In other words, businesses cannot resist the idea of giving out an incentive upon concluding a deal. You hope that the dangling commission of a carrot will keep the sales team motivated. On the face of it, it makes great sense because you pay for results - no results - no pay ... how can you go wrong?
In contrast, its hard to pinpoint the particular ad view that "caused" the sale. Or to what would you attribute a particular sale. Attribution is a difficult idea to grasp in the context of business and marketing.
Consider the attribution challenge in business generally. If you are a builder and are required to complete a home delivery by fall - you know that you need to put more worker resources. Now. If quality of work is important to you, you will involve highly skilled workers.

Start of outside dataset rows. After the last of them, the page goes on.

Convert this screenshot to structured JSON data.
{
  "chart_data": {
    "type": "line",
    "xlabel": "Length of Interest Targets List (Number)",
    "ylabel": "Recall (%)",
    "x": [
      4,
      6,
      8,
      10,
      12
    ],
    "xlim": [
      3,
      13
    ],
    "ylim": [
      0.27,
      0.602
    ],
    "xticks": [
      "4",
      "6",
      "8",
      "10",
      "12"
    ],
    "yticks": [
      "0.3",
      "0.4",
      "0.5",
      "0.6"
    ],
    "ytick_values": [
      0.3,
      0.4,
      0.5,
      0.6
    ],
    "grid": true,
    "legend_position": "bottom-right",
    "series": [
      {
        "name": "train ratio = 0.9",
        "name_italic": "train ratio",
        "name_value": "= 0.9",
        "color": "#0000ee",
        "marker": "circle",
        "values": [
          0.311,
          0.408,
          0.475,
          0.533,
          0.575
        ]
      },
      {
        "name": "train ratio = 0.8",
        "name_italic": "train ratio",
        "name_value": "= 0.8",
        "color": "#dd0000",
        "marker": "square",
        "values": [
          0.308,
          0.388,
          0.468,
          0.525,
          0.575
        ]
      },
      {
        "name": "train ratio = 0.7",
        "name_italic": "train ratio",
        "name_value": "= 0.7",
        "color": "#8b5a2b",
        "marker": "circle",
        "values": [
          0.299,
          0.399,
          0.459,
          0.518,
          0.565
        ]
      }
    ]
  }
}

For keeping on time you could get a project manager. All of this will mean increased costs.
If your customer is very happy at project delivery the attribution problem is:Is the customer happy because of timeliness ? (your project manager), Great quality of materials and work?( your skilled worker team, your quality suppliers) or your regular communication and updates ? (that's you, keeping the customer informed). Probably all these factors had roles to play for a happy customer and you can't really attribute customer happiness to just one factor.
Similarly, while you feel "in control" giving out a commission on a completed sale - the salesperson's effort is not the only thing that is working. The customer who signs up has done her research, potentially talked with your other customers and that is why the sale occurs. These other inputs that the customer relies on , before deciding together makes up the marketing effort. Hence both marketing and sales work together. Marketing messages help in smoothing the difficult challenge that salespeople face everyday. If a customer is already aware of a brand(through marketing) , she is much happier to listen to the sales pitch.
And then there are downsides to relying only on sales force incentives as this Harvard Business Review piece suggests. Commissions and incentives are a great motivator, except that the sales force becomes short term oriented. Salespeople are not entirely committed to customer satisfaction over the long term, they just want to make the sale. Since rewards are tied to signed contracts and there is really not much incentive in uncovering customer priorities. Perhaps some of these priorities are not met by your offering. There is every chance of "dropping the ball" between sales and the rest of the organization when sales is incentive driven.
In summary, sales force incentives do motivate salespeople. However, attributing the sale entirely to the sales person is an error. Your offline and online advertising,website,social media,current happy customers are all making the sale possible.